研究日誌

哲学と哲学史を研究している人の記録

フレデリック・C・バイザー『理性の運命:カントからフィヒテまでのドイツ哲学』

年末から半分趣味で読み始めたFrederick C. Beiser, The Fate of Reason: German Philosophy from Kant to Fichteが面白い。理性と信仰という古典的な問題が「汎神論論争」というかたちで18世紀後半のドイツ(語圏)の哲学界にどのようにあらわれたのかを、この論争に登場する主要な哲学者それぞれの主張とその背景を確認しつつ示していくという(たぶん「手堅い」といえる)構成なんだけど、その際の手つきが見事すぎる。特筆すべきは、各哲学者の議論を再構成するときの匙加減の絶妙さだろう。「ある哲学者の主張だけでなくそれを支える議論も明快に再構成して示すけど、(それはそれで重要な)議論の細部は、全体的な話の流れをわかりにくくさせるようなら触れない」という方針を貫くのはそう簡単なことではない。カントを除けばこの時代の哲学についての知識が非常に乏しい私でもこの本を挫折しないで楽しく読めるのは、バイザーがこの方針を(少なくともこれまでに読んだら第五章の途中までは)きちんと守っているからだと思う。

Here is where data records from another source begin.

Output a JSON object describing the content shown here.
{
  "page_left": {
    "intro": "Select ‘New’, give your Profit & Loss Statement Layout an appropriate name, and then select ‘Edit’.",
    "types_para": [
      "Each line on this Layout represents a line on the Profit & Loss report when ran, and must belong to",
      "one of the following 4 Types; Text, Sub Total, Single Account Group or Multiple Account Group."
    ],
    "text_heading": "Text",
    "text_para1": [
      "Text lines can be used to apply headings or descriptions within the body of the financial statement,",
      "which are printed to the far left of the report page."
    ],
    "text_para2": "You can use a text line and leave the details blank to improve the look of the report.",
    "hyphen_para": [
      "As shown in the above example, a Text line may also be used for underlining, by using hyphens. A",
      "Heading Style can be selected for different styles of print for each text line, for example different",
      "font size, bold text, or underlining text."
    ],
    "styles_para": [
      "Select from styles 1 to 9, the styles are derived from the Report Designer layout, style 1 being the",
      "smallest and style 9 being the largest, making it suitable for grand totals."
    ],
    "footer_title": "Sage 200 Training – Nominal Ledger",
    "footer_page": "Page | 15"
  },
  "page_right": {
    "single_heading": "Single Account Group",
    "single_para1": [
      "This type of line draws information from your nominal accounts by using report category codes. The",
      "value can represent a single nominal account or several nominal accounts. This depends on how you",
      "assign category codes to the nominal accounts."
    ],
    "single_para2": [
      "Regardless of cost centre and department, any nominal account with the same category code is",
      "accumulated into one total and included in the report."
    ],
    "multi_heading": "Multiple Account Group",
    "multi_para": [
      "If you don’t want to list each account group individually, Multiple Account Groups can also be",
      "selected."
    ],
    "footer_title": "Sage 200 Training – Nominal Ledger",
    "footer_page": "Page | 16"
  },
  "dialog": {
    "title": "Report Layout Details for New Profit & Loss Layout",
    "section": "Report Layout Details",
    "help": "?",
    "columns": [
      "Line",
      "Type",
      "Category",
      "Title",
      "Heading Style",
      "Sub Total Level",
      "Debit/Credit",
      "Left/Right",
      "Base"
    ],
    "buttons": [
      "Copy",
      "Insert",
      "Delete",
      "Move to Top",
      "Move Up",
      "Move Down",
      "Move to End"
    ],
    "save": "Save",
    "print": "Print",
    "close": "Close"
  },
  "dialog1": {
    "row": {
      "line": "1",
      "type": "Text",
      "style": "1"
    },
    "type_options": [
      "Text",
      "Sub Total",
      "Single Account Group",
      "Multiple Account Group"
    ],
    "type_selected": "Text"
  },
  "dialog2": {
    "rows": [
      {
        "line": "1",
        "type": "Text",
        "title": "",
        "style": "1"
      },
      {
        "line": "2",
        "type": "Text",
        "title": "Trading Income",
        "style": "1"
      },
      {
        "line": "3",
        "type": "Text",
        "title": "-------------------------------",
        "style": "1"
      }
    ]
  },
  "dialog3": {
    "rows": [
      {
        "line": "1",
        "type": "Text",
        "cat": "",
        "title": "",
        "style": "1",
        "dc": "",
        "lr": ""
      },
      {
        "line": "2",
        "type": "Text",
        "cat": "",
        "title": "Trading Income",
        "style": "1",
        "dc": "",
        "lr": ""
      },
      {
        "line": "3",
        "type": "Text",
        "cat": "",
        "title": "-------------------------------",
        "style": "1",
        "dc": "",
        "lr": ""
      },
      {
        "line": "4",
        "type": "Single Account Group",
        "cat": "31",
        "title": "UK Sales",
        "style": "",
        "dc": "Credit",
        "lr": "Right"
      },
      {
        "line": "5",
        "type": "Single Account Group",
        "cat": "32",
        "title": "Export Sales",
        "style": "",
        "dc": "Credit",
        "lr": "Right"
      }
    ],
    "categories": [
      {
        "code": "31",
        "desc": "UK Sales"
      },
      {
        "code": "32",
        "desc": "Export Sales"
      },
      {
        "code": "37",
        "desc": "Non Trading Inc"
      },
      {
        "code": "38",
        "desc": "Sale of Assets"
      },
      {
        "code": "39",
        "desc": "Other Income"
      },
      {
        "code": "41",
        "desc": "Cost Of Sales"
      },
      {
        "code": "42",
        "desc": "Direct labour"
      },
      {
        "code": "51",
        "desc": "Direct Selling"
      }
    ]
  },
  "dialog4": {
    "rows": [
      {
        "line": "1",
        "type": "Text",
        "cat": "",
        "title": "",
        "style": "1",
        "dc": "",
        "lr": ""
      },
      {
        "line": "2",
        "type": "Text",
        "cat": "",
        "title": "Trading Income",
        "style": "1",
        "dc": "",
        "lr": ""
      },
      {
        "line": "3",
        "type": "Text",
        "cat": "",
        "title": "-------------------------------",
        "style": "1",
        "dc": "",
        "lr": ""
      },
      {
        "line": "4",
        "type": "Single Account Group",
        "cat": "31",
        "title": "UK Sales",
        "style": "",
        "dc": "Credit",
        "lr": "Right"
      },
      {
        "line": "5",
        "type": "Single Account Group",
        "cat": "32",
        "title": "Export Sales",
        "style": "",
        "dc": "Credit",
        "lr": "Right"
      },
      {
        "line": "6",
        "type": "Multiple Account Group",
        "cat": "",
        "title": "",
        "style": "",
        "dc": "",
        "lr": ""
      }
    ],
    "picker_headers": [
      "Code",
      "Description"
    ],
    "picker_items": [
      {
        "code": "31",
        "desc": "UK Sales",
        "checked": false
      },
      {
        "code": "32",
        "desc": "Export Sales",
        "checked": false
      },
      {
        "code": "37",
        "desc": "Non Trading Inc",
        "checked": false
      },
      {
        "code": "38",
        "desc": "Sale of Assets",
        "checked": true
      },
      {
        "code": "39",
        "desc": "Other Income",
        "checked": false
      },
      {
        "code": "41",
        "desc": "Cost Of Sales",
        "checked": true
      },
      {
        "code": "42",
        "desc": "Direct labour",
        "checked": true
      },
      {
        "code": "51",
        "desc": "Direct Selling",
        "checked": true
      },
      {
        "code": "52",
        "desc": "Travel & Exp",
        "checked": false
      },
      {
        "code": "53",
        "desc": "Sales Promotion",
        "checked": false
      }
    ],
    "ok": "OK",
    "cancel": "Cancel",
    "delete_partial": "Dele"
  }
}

もちろんこうしたやり方にはデメリットもあって、再構成された議論にはちょっと踏み込んで考えてみると変な感じがする箇所がたまにある。(たとえば、バイザーの再構成を見る限りでは、ヤコービメンデルスゾーンは(少なくとも現代的な観点からは)かなり謎の前提を暗黙のうちに使っているように見える。)でもまあそういった点について気になる人は各哲学者の原著かより詳しい研究書にあたるべきだろうから、このデメリットを理由にバイザーを責めるのはちょっと筋違いかな。全部読み終わったらもう少し感想を書きたい。